The Retrieval-Rerank approach is a well-established method to enhance accuracy in information retrieval tasks, effectively balancing speed and precision. This method involves two distinct stages: an initial fast but less precise retrieval phase, followed by a slower, more accurate reranking phase. The primary objective of the first stage is to narrow down the field of potential matches, given that the second stage is more time-consuming.

First Stage: Retrieval

In the retrieval stage, the goal is to quickly generate a list of k candidates or potential matches. For this purpose, we can either use the first or second approach. In our specific case, we opted for the first approach, leveraging Lexical Matching. This choice was driven by its cost-effectiveness and efficiency, making it well-suited for rapidly processing a large number of documents to extract a manageable subset of candidates.

Second Stage: Reranking

For the reranking stage, we employed a transformer-based cross-encoder model. Unlike an encoder-only model, which processes inputs independently and generates embeddings for each, the cross-encoder examines pairs of inputs together. This joint processing allows the model to capture the interactions between the texts, leading to a significantly higher accuracy.

This feature is particularly valuable for tasks that demand an in-depth understanding of the relationships between texts, such as discerning subtle nuances or contextual similarities. However, the cross-encoder’s increased computational intensity is precisely why it’s reserved for the second stage, where it operates on a reduced set of candidates identified in the first stage.

By combining these two stages, the Retrieval-Rerank approach strikes a balance between operational efficiency and accuracy.
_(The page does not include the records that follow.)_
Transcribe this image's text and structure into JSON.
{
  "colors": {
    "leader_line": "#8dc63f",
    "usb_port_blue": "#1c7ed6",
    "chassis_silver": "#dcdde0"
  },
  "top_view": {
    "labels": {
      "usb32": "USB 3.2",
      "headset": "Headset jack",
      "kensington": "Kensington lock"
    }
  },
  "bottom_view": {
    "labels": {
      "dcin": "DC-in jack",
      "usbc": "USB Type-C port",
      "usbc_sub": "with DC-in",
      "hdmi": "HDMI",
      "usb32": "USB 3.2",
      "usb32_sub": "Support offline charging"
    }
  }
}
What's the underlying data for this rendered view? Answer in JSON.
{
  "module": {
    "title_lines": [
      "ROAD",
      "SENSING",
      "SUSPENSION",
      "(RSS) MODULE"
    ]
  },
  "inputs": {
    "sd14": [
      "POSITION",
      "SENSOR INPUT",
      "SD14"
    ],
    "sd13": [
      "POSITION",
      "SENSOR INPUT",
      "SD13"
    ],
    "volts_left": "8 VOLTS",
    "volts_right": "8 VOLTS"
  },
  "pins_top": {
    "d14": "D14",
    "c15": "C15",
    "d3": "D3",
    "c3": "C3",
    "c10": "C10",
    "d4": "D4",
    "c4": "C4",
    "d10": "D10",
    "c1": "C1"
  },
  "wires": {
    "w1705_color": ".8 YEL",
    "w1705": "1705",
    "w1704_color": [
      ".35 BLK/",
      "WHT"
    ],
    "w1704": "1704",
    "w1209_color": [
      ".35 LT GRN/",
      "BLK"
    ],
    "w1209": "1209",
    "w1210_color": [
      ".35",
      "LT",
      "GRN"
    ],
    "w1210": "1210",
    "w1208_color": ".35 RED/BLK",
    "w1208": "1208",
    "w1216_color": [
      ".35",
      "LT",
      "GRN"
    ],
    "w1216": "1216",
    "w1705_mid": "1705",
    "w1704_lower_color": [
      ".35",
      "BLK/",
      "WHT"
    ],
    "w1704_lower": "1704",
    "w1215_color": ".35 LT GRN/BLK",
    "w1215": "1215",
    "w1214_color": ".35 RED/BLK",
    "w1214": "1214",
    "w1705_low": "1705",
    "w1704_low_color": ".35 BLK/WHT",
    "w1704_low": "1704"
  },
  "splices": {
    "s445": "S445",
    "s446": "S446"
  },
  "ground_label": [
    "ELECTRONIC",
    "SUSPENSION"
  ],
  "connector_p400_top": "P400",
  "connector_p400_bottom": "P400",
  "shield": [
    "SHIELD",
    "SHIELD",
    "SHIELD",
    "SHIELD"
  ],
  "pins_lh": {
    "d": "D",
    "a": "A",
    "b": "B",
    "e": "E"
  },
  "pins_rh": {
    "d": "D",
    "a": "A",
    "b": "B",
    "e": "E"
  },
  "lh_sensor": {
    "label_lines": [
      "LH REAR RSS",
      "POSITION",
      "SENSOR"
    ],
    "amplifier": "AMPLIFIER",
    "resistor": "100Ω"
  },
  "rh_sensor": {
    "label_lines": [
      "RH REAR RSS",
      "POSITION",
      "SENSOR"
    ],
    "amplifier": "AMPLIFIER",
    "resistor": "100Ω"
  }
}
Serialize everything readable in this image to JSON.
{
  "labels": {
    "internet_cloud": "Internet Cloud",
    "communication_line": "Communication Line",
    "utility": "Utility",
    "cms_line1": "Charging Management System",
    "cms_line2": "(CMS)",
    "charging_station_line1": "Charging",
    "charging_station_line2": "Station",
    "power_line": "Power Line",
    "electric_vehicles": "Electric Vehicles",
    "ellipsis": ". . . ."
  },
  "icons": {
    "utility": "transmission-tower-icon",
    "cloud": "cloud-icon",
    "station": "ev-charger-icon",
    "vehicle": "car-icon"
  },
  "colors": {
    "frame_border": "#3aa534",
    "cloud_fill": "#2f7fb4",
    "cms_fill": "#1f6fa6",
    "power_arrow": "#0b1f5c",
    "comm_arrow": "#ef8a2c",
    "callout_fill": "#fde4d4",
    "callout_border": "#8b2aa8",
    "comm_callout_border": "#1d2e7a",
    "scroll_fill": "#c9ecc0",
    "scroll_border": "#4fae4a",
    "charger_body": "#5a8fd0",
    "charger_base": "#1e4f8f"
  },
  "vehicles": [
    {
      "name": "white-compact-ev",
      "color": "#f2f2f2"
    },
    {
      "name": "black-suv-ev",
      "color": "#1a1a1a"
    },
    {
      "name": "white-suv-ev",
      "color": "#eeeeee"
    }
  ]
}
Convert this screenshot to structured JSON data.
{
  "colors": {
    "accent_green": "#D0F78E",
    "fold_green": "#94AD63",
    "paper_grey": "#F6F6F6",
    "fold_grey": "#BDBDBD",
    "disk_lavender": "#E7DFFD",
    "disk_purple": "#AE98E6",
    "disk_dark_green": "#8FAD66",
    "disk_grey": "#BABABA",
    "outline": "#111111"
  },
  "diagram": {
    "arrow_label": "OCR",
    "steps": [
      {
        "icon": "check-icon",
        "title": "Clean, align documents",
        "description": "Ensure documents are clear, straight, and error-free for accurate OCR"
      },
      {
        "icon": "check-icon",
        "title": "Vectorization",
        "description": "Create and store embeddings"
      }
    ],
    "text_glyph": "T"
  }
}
The first stage efficiently filters the vast pool of data, while the second stage applies a more rigorous, detailed analysis to the narrowed-down set, ensuring high-quality final results without the prohibitive computational cost of applying the cross-encoder to the entire dataset.

Figure 1: Retrieval-Rerank architecture. Note the dotted lines (–) only exist during the training, while the solid lines exist during the training and inference.

Hard Negative Sampling

Hard negative sampling is a concept that revolves around the selection of negative samples that are challenging for the model to correctly identify, hence the term “hard” negatives. This technique is often used to improve the performance of models by ensuring they learn to distinguish between truly similar and dissimilar cases.

To effectively identify hard negative samples, we employed the encoder-based approach as our primary tool. This method involves finding pairs of data that are not matches (from the labels), yet possess embeddings that are surprisingly close to each other, surpassing a predefined similarity threshold. These pairs are considered ‘hard negatives’ because, despite their lack of a direct match, their embeddings suggest a high degree of similarity, making them challenging for the model to accurately classify. Once these hard negative samples were identified, we proceeded to fine-tune our cross-encoder models using the hard negative samples.

Conclusion

Our method, focusing on product titles, employs Lexical Matching for the first stage. Then we employ a Retrieval-Rerank approach for efficient and accurate matching. This comprehensive strategy, augmented by hard negative sampling, ensures our ability to effectively identify similar products, manage assortment gaps, and maintain a diverse product range for our customers.